I remember my dad taking me to a junk shop when I was a kid. It was stuffed to the rafters; beaten up leather chairs, steamer trunks plastered in colourful shipping labels. Shelves groaning under their burden of comically stacked crockery. I was awestruck!
While my dad was busy bartering with the shop owner, I slipped away into the dimly lit depths and explored, squeezing between precariously piled boxes as high as skyscrapers. Enticed further by youthful curiosity and guided by shafts of daylight streaming through the grubby windows, I continued deeper, stopping briefly to dive into a tea chest stuffed with furry hats, scarves silky to the touch, long gloves that came all the way up to my armpits. What was this magical place?

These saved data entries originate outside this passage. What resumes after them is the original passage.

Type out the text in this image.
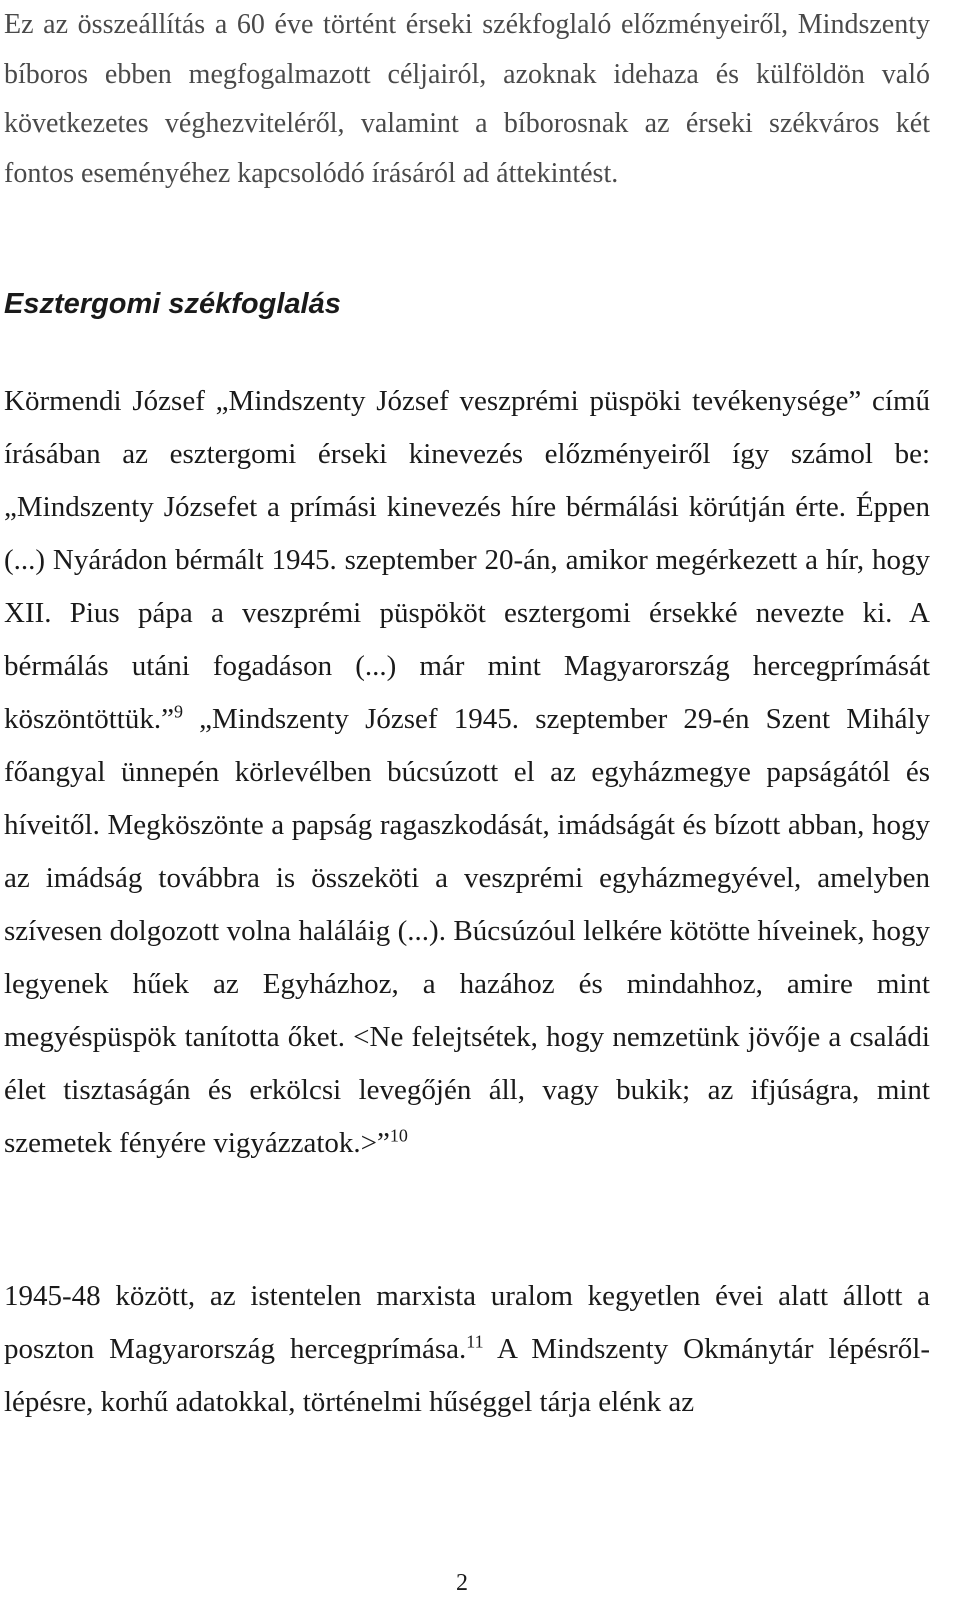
Ez az összeállítás a 60 éve történt érseki székfoglaló előzményeiről, Mindszenty bíboros ebben megfogalmazott céljairól, azoknak idehaza és külföldön való következetes véghezviteléről, valamint a bíborosnak az érseki székváros két fontos eseményéhez kapcsolódó írásáról ad áttekintést.

Esztergomi székfoglalás

Körmendi József „Mindszenty József veszprémi püspöki tevékenysége” című írásában az esztergomi érseki kinevezés előzményeiről így számol be: „Mindszenty Józsefet a prímási kinevezés híre bérmálási körútján érte. Éppen (...) Nyárádon bérmált 1945. szeptember 20-án, amikor megérkezett a hír, hogy XII. Pius pápa a veszprémi püspököt esztergomi érsekké nevezte ki. A bérmálás utáni fogadáson (...) már mint Magyarország hercegprímását köszöntöttük.”$^9$ „Mindszenty József 1945. szeptember 29-én Szent Mihály főangyal ünnepén körlevélben búcsúzott el az egyházmegye papságától és híveitől. Megköszönte a papság ragaszkodását, imádságát és bízott abban, hogy az imádság továbbra is összeköti a veszprémi egyházmegyével, amelyben szívesen dolgozott volna haláláig (...). Búcsúzóul lelkére kötötte híveinek, hogy legyenek hűek az Egyházhoz, a hazához és mindahhoz, amire mint megyéspüspök tanította őket. <Ne felejtsétek, hogy nemzetünk jövője a családi élet tisztaságán és erkölcsi levegőjén áll, vagy bukik; az ifjúságra, mint szemetek fényére vigyázzatok.>”$^{10}$

1945-48 között, az istentelen marxista uralom kegyetlen évei alatt állott a poszton Magyarország hercegprímása.$^{11}$ A Mindszenty Okmánytár lépésről-lépésre, korhű adatokkal, történelmi hűséggel tárja elénk az

2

A painted wooden galleon caught my eye; perched high on a shelf, half-hidden under a blanket of dust, sails tattered and torn, rigging in disrepair. I stood transfixed and wondered how that marvel could simply be abandoned like that, forgotten and unwanted. At that moment, I was swept away, I imagined taking it home, dusting it down and fixing it up like new. Ready for fresh adventures on the high seas. And I would be captain!
All too soon I was summoned back to reality by my father, I took a long last gaze at that piece of nautical treasure before scurrying back through the labyrinth of mahogany monoliths to the safety of dry land. I promised myself I'd be back one day to rescue it.